AUSTIN, Texas — The White House this week enlisted some of the world’s most powerful supercomputers in the battle against COVID-19, including the Frontera supercomputer at the Texas Advanced Computing Center (TACC) at The University of Texas at Austin.  

COVID-19 researchers have already started using Frontera, and this new designation highlights the supercomputer as a key resource within the new High Performance Computing (HPC) Consortium, a public-private partnership that will provide researchers worldwide with massive computing resources as they combat the virus.

“The consortium offers researchers an opportunity to collaborate in ways they might not have done before, such as by helping each other get their code up and running more quickly on the processors,” said Kelly Gaither, director of health analytics at TACC. “This encourages scientists from disparate specialties to link up and solve problems in new ways and to think creatively about how to incorporate supercomputers into their research.”

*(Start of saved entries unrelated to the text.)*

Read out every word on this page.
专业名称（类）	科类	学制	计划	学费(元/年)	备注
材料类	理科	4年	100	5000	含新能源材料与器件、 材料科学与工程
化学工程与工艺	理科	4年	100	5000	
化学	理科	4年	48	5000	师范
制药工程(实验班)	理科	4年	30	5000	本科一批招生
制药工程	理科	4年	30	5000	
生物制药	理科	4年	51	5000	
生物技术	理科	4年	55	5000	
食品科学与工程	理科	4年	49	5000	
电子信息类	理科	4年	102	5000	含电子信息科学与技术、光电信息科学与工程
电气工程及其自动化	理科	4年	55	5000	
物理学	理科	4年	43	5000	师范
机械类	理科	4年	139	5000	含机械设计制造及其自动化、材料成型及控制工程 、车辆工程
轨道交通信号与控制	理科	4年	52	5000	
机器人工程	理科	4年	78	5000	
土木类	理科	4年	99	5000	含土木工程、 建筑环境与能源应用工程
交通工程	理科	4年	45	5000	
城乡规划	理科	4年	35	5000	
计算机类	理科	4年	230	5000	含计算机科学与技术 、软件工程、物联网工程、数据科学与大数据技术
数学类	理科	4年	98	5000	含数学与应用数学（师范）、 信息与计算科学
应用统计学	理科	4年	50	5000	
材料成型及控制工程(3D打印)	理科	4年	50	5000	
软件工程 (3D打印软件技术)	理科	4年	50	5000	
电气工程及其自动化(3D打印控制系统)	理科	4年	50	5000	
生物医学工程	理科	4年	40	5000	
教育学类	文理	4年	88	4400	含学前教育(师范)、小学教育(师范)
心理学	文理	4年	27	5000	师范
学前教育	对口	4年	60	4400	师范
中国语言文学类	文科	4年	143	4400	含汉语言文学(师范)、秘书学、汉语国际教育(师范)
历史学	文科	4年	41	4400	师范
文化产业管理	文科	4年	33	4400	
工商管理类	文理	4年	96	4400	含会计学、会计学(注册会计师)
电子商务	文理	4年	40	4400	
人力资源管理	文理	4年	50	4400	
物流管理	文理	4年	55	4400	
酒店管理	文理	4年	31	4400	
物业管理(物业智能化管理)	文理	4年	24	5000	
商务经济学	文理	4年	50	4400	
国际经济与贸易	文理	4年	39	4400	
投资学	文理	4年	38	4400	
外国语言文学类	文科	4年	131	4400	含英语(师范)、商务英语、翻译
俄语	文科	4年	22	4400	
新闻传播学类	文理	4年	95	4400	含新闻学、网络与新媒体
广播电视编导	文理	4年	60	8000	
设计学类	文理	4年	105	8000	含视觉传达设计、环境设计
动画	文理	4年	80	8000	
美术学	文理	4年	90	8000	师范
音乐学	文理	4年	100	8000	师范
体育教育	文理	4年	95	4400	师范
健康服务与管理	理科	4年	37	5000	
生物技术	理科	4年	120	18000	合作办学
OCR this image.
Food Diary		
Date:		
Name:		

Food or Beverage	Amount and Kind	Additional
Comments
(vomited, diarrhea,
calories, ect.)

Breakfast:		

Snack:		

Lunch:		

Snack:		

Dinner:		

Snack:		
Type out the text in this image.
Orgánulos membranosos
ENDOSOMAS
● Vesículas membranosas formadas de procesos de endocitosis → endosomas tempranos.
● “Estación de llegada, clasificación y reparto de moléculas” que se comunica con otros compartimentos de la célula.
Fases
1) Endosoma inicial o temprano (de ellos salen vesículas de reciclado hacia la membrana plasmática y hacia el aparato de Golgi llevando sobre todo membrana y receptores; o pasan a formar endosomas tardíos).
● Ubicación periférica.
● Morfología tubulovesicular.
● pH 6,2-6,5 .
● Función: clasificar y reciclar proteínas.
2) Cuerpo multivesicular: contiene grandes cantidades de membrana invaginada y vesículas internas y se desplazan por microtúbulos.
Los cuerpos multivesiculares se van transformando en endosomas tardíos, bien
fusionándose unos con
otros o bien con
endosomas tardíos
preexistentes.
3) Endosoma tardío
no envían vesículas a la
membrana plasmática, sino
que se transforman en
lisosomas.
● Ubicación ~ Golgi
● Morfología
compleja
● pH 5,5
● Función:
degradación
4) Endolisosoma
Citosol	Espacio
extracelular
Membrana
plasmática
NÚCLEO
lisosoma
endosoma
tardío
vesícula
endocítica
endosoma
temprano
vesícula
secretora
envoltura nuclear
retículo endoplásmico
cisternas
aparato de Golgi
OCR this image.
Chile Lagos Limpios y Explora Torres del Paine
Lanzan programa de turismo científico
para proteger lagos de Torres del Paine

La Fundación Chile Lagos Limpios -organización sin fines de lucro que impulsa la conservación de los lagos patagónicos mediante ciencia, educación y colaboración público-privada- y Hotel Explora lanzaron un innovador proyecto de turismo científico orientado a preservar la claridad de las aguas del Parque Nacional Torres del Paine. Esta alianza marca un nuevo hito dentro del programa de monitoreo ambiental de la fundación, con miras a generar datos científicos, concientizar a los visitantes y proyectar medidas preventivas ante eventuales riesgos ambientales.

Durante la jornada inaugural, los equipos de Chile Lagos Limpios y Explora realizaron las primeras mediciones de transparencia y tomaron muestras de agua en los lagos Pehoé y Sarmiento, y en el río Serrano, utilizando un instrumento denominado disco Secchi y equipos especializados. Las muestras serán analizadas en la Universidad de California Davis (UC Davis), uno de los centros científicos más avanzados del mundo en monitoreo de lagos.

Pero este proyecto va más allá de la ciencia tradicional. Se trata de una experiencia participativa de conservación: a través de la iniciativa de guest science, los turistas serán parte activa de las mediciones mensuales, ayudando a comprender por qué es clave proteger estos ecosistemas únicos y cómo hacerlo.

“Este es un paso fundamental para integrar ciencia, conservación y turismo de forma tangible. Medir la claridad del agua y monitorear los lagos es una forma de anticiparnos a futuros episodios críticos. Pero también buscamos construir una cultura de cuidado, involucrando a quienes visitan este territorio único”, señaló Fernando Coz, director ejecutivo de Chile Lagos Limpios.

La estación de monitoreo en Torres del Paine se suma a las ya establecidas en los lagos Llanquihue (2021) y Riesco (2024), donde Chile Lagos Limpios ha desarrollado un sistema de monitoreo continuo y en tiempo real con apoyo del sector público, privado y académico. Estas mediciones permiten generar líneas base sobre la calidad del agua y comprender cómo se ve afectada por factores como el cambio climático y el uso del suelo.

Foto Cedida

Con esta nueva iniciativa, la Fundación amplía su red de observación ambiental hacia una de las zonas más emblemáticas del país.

For more than three decades, the National Science Foundation (NSF) has been a leader in providing the computing resources the nation’s scientists need to accelerate innovation and to enable leap-ahead discoveries. Frontera is the latest in a string of successful awards and deployments by TACC with support from the NSF.

In fact, Frontera is already affecting the fight against the pandemic. Frontera recently enabled researchers to begin to develop a 200-million-atom computer model of the coronavirus that they expect will give insight into how it infects in the body.

Lauren Ancel Meyers, a professor in the College of Natural Sciences at UT Austin, also used TACC’s Wrangler supercomputer to help epidemiologists model the spread of the novel virus. Based on comprehensive travel data from location-based services and modeling of the disease at TACC, Meyers and colleagues estimated there were 11,213 cases of the coronavirus in Wuhan, China, by the time of the quarantine on Jan. 22 — a rate 10 times higher than the reported cases.

Supercomputers can do in minutes or hours what regular computers do in days, months or years.

TACC, one of the leading academic supercomputing centers in the nation, has always supplied computing time for worldwide and national emergencies, such the H1N1 flu outbreak and during hurricane responses, according to Gaither.

The consortium is encouraging COVID-19 researchers to submit proposals through a central portal, which a steering committee will review in order to connect researchers with the right HPC resources.